In certain cases, an employer cannot give notice at all. Typically, this will be the case if the employee is on sick leave. It is then not possible to give notice to female employees when they are pregnant or on maternity leave. However, these restrictions do not apply to probationary notice. The employer may not terminate the employment relationship during the probationary period only during the first 14 days of incapacity for work; the Labour Code does not provide for any other restrictions. Therefore, an employer may also terminate the employment relationship with a pregnant employee during the probationary period or with an employee on sick leave after 14 days.
The Labour Code stipulates that the notice period must be the same for both the employer and the employee and must be at least two months. However, you can agree a longer notice period in your employment contract. The employer can only extend the notice period already running by written agreement with the employee. If the employer or employee wants to end the employment relationship earlier, it will be necessary to conclude a termination agreement, sometimes incorrectly referred to as a termination by agreement.
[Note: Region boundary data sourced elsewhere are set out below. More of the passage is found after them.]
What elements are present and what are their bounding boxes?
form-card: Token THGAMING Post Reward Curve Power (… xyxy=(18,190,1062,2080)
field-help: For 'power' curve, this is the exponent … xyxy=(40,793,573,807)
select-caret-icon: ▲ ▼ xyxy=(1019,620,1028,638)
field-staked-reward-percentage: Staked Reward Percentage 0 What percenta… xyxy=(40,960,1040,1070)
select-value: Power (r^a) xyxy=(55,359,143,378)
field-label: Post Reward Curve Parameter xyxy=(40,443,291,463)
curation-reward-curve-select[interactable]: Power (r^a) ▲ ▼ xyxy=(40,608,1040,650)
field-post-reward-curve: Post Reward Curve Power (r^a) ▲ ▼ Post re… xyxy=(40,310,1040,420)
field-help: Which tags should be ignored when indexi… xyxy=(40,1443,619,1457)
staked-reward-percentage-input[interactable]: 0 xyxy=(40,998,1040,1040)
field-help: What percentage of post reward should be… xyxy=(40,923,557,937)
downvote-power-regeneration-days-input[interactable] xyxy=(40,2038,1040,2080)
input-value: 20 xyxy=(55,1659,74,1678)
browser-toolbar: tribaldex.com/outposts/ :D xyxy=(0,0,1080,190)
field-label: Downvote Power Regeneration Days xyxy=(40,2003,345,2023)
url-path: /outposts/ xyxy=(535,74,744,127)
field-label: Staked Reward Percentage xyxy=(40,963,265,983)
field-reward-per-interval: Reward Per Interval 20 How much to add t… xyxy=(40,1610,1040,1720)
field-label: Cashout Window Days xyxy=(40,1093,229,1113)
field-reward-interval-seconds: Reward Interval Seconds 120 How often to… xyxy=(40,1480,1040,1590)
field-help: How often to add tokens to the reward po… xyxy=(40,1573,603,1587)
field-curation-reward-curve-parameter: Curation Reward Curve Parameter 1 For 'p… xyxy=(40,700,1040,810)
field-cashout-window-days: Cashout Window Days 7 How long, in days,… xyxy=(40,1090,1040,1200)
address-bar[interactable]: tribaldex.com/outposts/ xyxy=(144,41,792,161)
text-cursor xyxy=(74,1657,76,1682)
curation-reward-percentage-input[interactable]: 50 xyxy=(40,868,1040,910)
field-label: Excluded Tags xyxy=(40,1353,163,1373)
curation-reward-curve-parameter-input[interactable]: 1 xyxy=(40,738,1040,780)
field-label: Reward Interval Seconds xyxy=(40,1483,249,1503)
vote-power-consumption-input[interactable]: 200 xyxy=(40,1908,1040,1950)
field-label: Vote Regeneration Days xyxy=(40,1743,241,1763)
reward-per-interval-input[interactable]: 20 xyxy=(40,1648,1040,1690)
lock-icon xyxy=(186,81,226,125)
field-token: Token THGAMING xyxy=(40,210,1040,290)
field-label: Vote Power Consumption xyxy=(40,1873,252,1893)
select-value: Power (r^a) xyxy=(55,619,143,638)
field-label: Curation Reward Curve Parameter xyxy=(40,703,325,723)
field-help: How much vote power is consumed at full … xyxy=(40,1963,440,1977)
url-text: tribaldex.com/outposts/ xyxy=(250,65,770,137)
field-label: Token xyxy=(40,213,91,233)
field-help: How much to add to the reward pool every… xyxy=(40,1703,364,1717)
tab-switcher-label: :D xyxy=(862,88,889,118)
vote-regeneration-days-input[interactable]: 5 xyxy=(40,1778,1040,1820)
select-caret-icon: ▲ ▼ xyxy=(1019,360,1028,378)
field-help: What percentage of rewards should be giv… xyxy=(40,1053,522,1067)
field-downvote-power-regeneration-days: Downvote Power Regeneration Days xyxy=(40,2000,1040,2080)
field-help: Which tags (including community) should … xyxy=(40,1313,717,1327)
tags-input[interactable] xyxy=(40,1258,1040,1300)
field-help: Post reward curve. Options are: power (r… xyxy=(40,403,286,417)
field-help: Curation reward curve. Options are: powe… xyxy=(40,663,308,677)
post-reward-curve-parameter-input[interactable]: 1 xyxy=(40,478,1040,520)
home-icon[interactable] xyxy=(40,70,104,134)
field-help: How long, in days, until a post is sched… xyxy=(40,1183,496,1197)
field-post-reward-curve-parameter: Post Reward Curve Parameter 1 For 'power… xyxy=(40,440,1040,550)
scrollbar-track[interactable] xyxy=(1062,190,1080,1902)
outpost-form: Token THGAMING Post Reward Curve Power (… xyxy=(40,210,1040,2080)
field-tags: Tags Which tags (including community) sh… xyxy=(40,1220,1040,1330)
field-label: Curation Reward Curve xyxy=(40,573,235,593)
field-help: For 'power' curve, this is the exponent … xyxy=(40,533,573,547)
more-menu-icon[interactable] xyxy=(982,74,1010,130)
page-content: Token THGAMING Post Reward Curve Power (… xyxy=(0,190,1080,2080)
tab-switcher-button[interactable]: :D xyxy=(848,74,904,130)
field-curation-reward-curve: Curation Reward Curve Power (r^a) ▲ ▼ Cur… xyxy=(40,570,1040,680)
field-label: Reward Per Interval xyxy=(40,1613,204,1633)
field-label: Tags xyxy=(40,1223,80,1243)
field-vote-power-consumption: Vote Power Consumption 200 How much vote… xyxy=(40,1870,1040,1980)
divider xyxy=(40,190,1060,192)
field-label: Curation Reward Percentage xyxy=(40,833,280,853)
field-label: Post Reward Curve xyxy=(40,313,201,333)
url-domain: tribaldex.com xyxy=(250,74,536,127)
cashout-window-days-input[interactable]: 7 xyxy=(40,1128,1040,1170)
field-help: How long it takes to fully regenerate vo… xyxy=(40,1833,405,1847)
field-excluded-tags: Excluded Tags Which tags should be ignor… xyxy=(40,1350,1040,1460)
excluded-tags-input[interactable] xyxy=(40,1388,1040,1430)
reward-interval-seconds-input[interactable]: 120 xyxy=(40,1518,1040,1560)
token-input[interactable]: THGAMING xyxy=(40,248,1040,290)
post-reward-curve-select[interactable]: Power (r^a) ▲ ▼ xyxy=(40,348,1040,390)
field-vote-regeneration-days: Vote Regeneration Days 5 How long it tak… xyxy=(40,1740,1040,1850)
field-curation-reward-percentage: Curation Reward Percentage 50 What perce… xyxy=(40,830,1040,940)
However, it is important to distinguish between agreement and termination, as they are two different legal insitutions with different consequences.
If an employee has received a notice from his employer which he considers invalid, he must actively defend himself. First of all, he must notify the employer in writing that he insists on continuing to employ him. If he fails to do so, the employment relationship will end on expiry of the notice period, even if the notice is actually invalid.
It is possible that, on the basis of this notification, the employer will reconsider its position and accept that the notice is indeed invalid. The employment relationship would then continue as before the notice was given. Otherwise, an action must be brought before a court to declare that the dismissal is invalid within two months of the date on which the employment relationship should have ended. The time limit is relatively short, so the employee must not delay in bringing the action.
If the court were to find in favour of the employee, the employee would be entitled to wage compensation until the court decides that the dismissal is invalid. This may ultimately mean compensation for many months of wages and hundreds of thousands of crowns.
It is at this point that one of the important differences between termination of employment and termination by agreement may arise. If the employment relationship is terminated by agreement, it is not possible to subsequently argue that the termination is invalid. This is because it is assumed that the agreement to terminate the employment relationship was concluded on the basis of the will of both parties and therefore the possibilities of challenging it subsequently are very limited.